VERO BEACH — Unless the Vero City Council takes the issue up again at a later date, the more than $13 million in cumulative water and sewer increases scheduled for the next five years will remain in place.

With Vice Mayor Sabin Abell out sick and Councilman Tom White having left the meeting to speak at a Rotary Club luncheon, a unanimous vote of the remaining three — Mayor Kevin Sawnick, Councilman Brian Heady and Councilman Ken Daige — was needed to approve the measure.

 

  Heady, for several reasons, was not convinced. He grilled Water and Sewer Director Rob Bolton about the potential impact on city property taxpayers.

“We did a study to show that we needed these increases and there’s no comprehensive report that we have that shows that we don’t need them,” Heady said.
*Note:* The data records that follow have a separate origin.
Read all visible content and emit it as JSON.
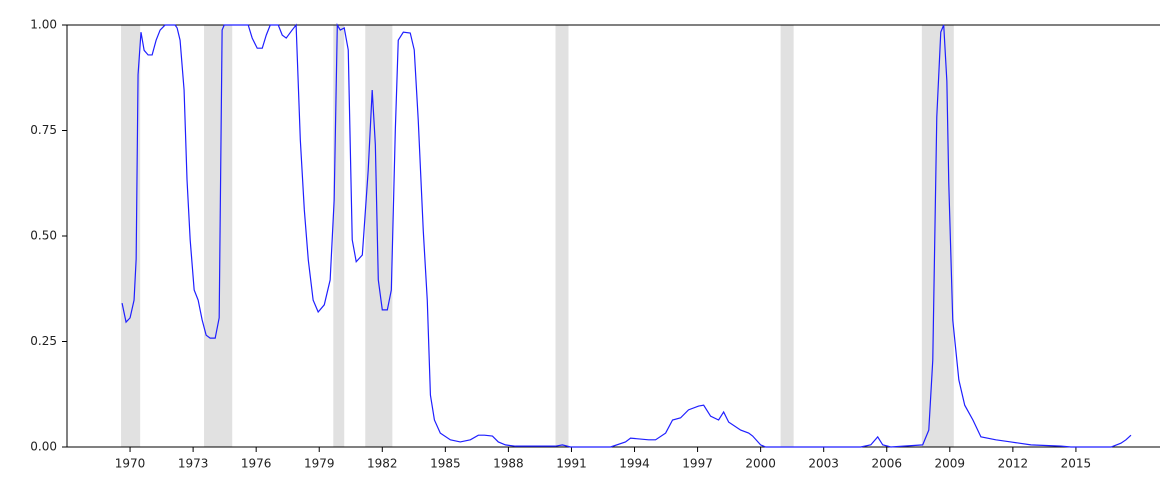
{
  "chart_data": {
    "type": "line",
    "xlim": [
      1967,
      2019
    ],
    "xticks": [
      1970,
      1973,
      1976,
      1979,
      1982,
      1985,
      1988,
      1991,
      1994,
      1997,
      2000,
      2003,
      2006,
      2009,
      2012,
      2015
    ],
    "ylim": [
      0,
      1
    ],
    "yticks": [
      {
        "value": 0,
        "label": "0.00"
      },
      {
        "value": 0.25,
        "label": "0.25"
      },
      {
        "value": 0.5,
        "label": "0.50"
      },
      {
        "value": 0.75,
        "label": "0.75"
      },
      {
        "value": 1,
        "label": "1.00"
      }
    ],
    "shaded_regions": [
      [
        1969.57,
        1970.48
      ],
      [
        1973.52,
        1974.86
      ],
      [
        1979.67,
        1980.19
      ],
      [
        1981.19,
        1982.48
      ],
      [
        1990.24,
        1990.86
      ],
      [
        2000.95,
        2001.57
      ],
      [
        2007.67,
        2009.19
      ]
    ],
    "shade_color": "#e1e1e1",
    "x": [
      1969.62,
      1969.81,
      1970.0,
      1970.19,
      1970.29,
      1970.38,
      1970.52,
      1970.67,
      1970.86,
      1971.05,
      1971.24,
      1971.43,
      1971.67,
      1972.14,
      1972.24,
      1972.38,
      1972.57,
      1972.71,
      1972.86,
      1973.05,
      1973.24,
      1973.43,
      1973.62,
      1973.81,
      1974.05,
      1974.24,
      1974.38,
      1974.48,
      1975.62,
      1975.81,
      1976.05,
      1976.29,
      1976.48,
      1976.67,
      1977.05,
      1977.24,
      1977.43,
      1977.71,
      1977.9,
      1978.1,
      1978.29,
      1978.48,
      1978.71,
      1978.95,
      1979.24,
      1979.52,
      1979.71,
      1979.86,
      1980.0,
      1980.19,
      1980.38,
      1980.57,
      1980.76,
      1981.05,
      1981.33,
      1981.52,
      1981.67,
      1981.81,
      1982.0,
      1982.24,
      1982.43,
      1982.62,
      1982.76,
      1983.0,
      1983.33,
      1983.52,
      1983.71,
      1983.95,
      1984.14,
      1984.29,
      1984.48,
      1984.76,
      1985.24,
      1985.71,
      1986.19,
      1986.57,
      1986.86,
      1987.24,
      1987.52,
      1987.86,
      1988.33,
      1990.24,
      1990.57,
      1990.95,
      1992.86,
      1993.57,
      1993.81,
      1994.67,
      1995.0,
      1995.48,
      1995.81,
      1996.19,
      1996.57,
      1997.05,
      1997.29,
      1997.62,
      1998.0,
      1998.24,
      1998.48,
      1999.05,
      1999.43,
      1999.62,
      2000.0,
      2000.24,
      2004.76,
      2005.24,
      2005.57,
      2005.81,
      2006.19,
      2007.71,
      2008.0,
      2008.19,
      2008.38,
      2008.57,
      2008.71,
      2008.86,
      2008.95,
      2009.14,
      2009.43,
      2009.71,
      2010.1,
      2010.48,
      2011.19,
      2011.9,
      2012.86,
      2014.29,
      2014.76,
      2016.67,
      2017.14,
      2017.38,
      2017.62
    ],
    "series": [
      {
        "color": "#1f1fff",
        "values": [
          0.341,
          0.296,
          0.306,
          0.348,
          0.445,
          0.882,
          0.983,
          0.94,
          0.929,
          0.929,
          0.964,
          0.988,
          1.0,
          1.0,
          0.993,
          0.964,
          0.846,
          0.633,
          0.491,
          0.372,
          0.348,
          0.301,
          0.265,
          0.258,
          0.258,
          0.306,
          0.988,
          1.0,
          1.0,
          0.969,
          0.945,
          0.945,
          0.976,
          1.0,
          1.0,
          0.976,
          0.969,
          0.988,
          1.0,
          0.728,
          0.562,
          0.443,
          0.348,
          0.32,
          0.337,
          0.396,
          0.585,
          1.0,
          0.988,
          0.993,
          0.941,
          0.491,
          0.439,
          0.455,
          0.656,
          0.846,
          0.716,
          0.396,
          0.325,
          0.325,
          0.372,
          0.751,
          0.964,
          0.983,
          0.981,
          0.941,
          0.775,
          0.512,
          0.348,
          0.123,
          0.064,
          0.033,
          0.017,
          0.012,
          0.017,
          0.028,
          0.028,
          0.026,
          0.012,
          0.005,
          0.002,
          0.002,
          0.005,
          0,
          0,
          0.012,
          0.021,
          0.017,
          0.017,
          0.033,
          0.064,
          0.069,
          0.088,
          0.097,
          0.099,
          0.073,
          0.064,
          0.083,
          0.059,
          0.04,
          0.033,
          0.026,
          0.005,
          0,
          0,
          0.005,
          0.024,
          0.005,
          0,
          0.005,
          0.04,
          0.206,
          0.782,
          0.983,
          1.0,
          0.867,
          0.626,
          0.301,
          0.159,
          0.099,
          0.064,
          0.024,
          0.017,
          0.012,
          0.005,
          0.002,
          0,
          0,
          0.009,
          0.017,
          0.028
        ]
      }
    ]
  }
}
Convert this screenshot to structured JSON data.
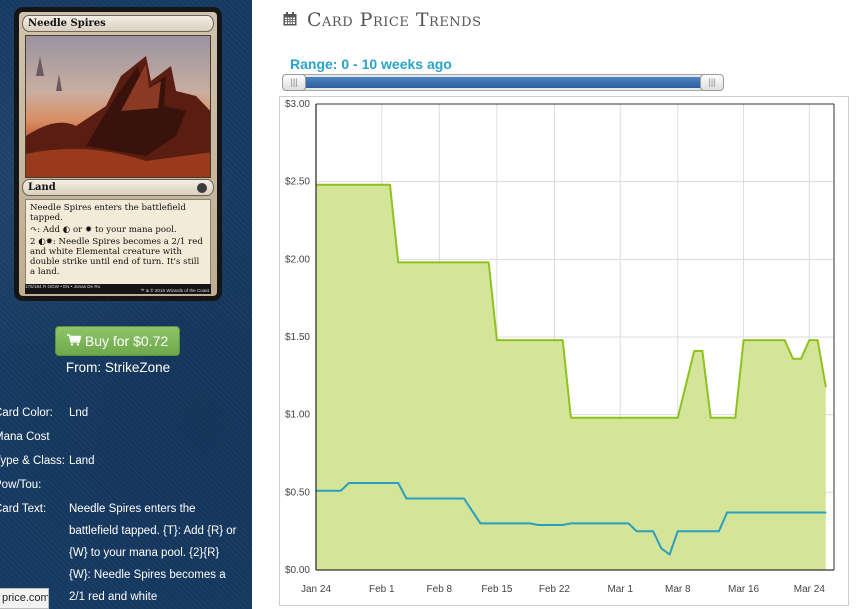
{
  "card": {
    "name": "Needle Spires",
    "type_line": "Land",
    "rules": [
      "Needle Spires enters the battlefield tapped.",
      "↷: Add ◐ or ✹ to your mana pool.",
      "2 ◐✹: Needle Spires becomes a 2/1 red and white Elemental creature with double strike until end of turn. It's still a land."
    ],
    "footer_left": "175/184 R  OGW • EN • Jonas De Ro",
    "footer_right": "™ & © 2016 Wizards of the Coast"
  },
  "buy": {
    "label": "Buy for $0.72",
    "from": "From: StrikeZone"
  },
  "details": [
    {
      "label": "Card Color:",
      "value": "Lnd"
    },
    {
      "label": "Mana Cost",
      "value": ""
    },
    {
      "label": "Type & Class:",
      "value": "Land"
    },
    {
      "label": "Pow/Tou:",
      "value": ""
    },
    {
      "label": "Card Text:",
      "value": "Needle Spires enters the battlefield tapped. {T}: Add {R} or {W} to your mana pool. {2}{R}{W}: Needle Spires becomes a 2/1 red and white"
    }
  ],
  "url_badge": "price.com",
  "page_title": "Card Price Trends",
  "range": {
    "label": "Range: 0 - 10 weeks ago",
    "start_weeks_ago": 0,
    "end_weeks_ago": 10,
    "handle_glyph": "|||"
  },
  "colors": {
    "sidebar_bg": "#163a63",
    "buy_button": "#7ab356",
    "range_label": "#29a3c6",
    "slider_fill": "#3b6fae",
    "series_high": "#8ec21f",
    "series_high_fill": "#d4e59a",
    "series_low": "#2a9fbd"
  },
  "icons": {
    "title": "calendar-icon",
    "buy": "shopping-cart-icon"
  },
  "chart_data": {
    "type": "area",
    "title": "",
    "xlabel": "",
    "ylabel": "",
    "x_range": [
      "2016-01-24",
      "2016-03-27"
    ],
    "ylim": [
      0,
      3
    ],
    "grid": true,
    "legend": "none",
    "x_ticks": [
      {
        "label": "Jan 24",
        "date": "2016-01-24"
      },
      {
        "label": "Feb 1",
        "date": "2016-02-01"
      },
      {
        "label": "Feb 8",
        "date": "2016-02-08"
      },
      {
        "label": "Feb 15",
        "date": "2016-02-15"
      },
      {
        "label": "Feb 22",
        "date": "2016-02-22"
      },
      {
        "label": "Mar 1",
        "date": "2016-03-01"
      },
      {
        "label": "Mar 8",
        "date": "2016-03-08"
      },
      {
        "label": "Mar 16",
        "date": "2016-03-16"
      },
      {
        "label": "Mar 24",
        "date": "2016-03-24"
      }
    ],
    "y_ticks": [
      {
        "label": "$0.00",
        "value": 0
      },
      {
        "label": "$0.50",
        "value": 0.5
      },
      {
        "label": "$1.00",
        "value": 1
      },
      {
        "label": "$1.50",
        "value": 1.5
      },
      {
        "label": "$2.00",
        "value": 2
      },
      {
        "label": "$2.50",
        "value": 2.5
      },
      {
        "label": "$3.00",
        "value": 3
      }
    ],
    "series": [
      {
        "filled": true,
        "points": [
          [
            "2016-01-24",
            2.48
          ],
          [
            "2016-02-02",
            2.48
          ],
          [
            "2016-02-03",
            1.98
          ],
          [
            "2016-02-14",
            1.98
          ],
          [
            "2016-02-15",
            1.48
          ],
          [
            "2016-02-23",
            1.48
          ],
          [
            "2016-02-24",
            0.98
          ],
          [
            "2016-03-08",
            0.98
          ],
          [
            "2016-03-10",
            1.41
          ],
          [
            "2016-03-11",
            1.41
          ],
          [
            "2016-03-12",
            0.98
          ],
          [
            "2016-03-15",
            0.98
          ],
          [
            "2016-03-16",
            1.48
          ],
          [
            "2016-03-21",
            1.48
          ],
          [
            "2016-03-22",
            1.36
          ],
          [
            "2016-03-23",
            1.36
          ],
          [
            "2016-03-24",
            1.48
          ],
          [
            "2016-03-25",
            1.48
          ],
          [
            "2016-03-26",
            1.18
          ]
        ]
      },
      {
        "filled": false,
        "points": [
          [
            "2016-01-24",
            0.51
          ],
          [
            "2016-01-27",
            0.51
          ],
          [
            "2016-01-28",
            0.56
          ],
          [
            "2016-02-03",
            0.56
          ],
          [
            "2016-02-04",
            0.46
          ],
          [
            "2016-02-11",
            0.46
          ],
          [
            "2016-02-13",
            0.3
          ],
          [
            "2016-02-19",
            0.3
          ],
          [
            "2016-02-20",
            0.29
          ],
          [
            "2016-02-23",
            0.29
          ],
          [
            "2016-02-24",
            0.3
          ],
          [
            "2016-02-28",
            0.3
          ],
          [
            "2016-03-02",
            0.3
          ],
          [
            "2016-03-03",
            0.25
          ],
          [
            "2016-03-05",
            0.25
          ],
          [
            "2016-03-06",
            0.14
          ],
          [
            "2016-03-07",
            0.1
          ],
          [
            "2016-03-08",
            0.25
          ],
          [
            "2016-03-13",
            0.25
          ],
          [
            "2016-03-14",
            0.37
          ],
          [
            "2016-03-26",
            0.37
          ]
        ]
      }
    ]
  }
}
City staff said the move to repeal the rate increases was about three weeks in the making, yet neither Water and Sewer Director Rob Bolton nor retiring Finance Director Steve Maillet did not have time to submit a written plan of how the city would survive minus $1.2 million in revenue in the coming year, or millions more in years to come.

To cut expenses, Bolton also said he had eliminated some open positions and, due to some retirements, more staff would be cut from the budget in the fall.

Without giving dollar figures, Bolton said he was also proposing delayed capital improvements to the city’s reverse osmosis plant and further delaying another reverse osmosis train due to reduced water consumption. The rate increases would have allowed the city to build up the 90-day operating cash reserve that bonding agencies like to see in order to issue municipal bonds.

Instead, Bolton said the city could create a “sinking fund,” putting money away to eventually pay for the improvements in cash.

The current operating cash in the fund ranges month to month from zero to about $500,000, Bolton said.

The water and sewer enterprise fund is already nearly $25 million in debt. Heady said the rate increases should be used to pay down that debt, in preparation for the possibility that the city would lose 38 percent of its customers when franchise agreements with the Town of Indian River Shores and the county expire in 2016 and 2017, respectively.

“The payments are $1.46 million (per year) on the $14 million bond and on the loan, the State Revolving Fund, are $560,000 next year,” Bolton said.

Heady also was against the measure because he felt it was only postponing the inevitability of rate increases, not eliminating them. He said the burden, down the road, would need to be shouldered by city taxpayers and potentially by only city residents should the county and Shores pull out of the system.

Daige strongly disagreed with the council’s failure to act.

“I understand what Mr. Heady is saying, these are concerns we need to think about in the future, but now we need to pass this,” Daige said, adding that ratepayers are suffering with bills they can’t pay.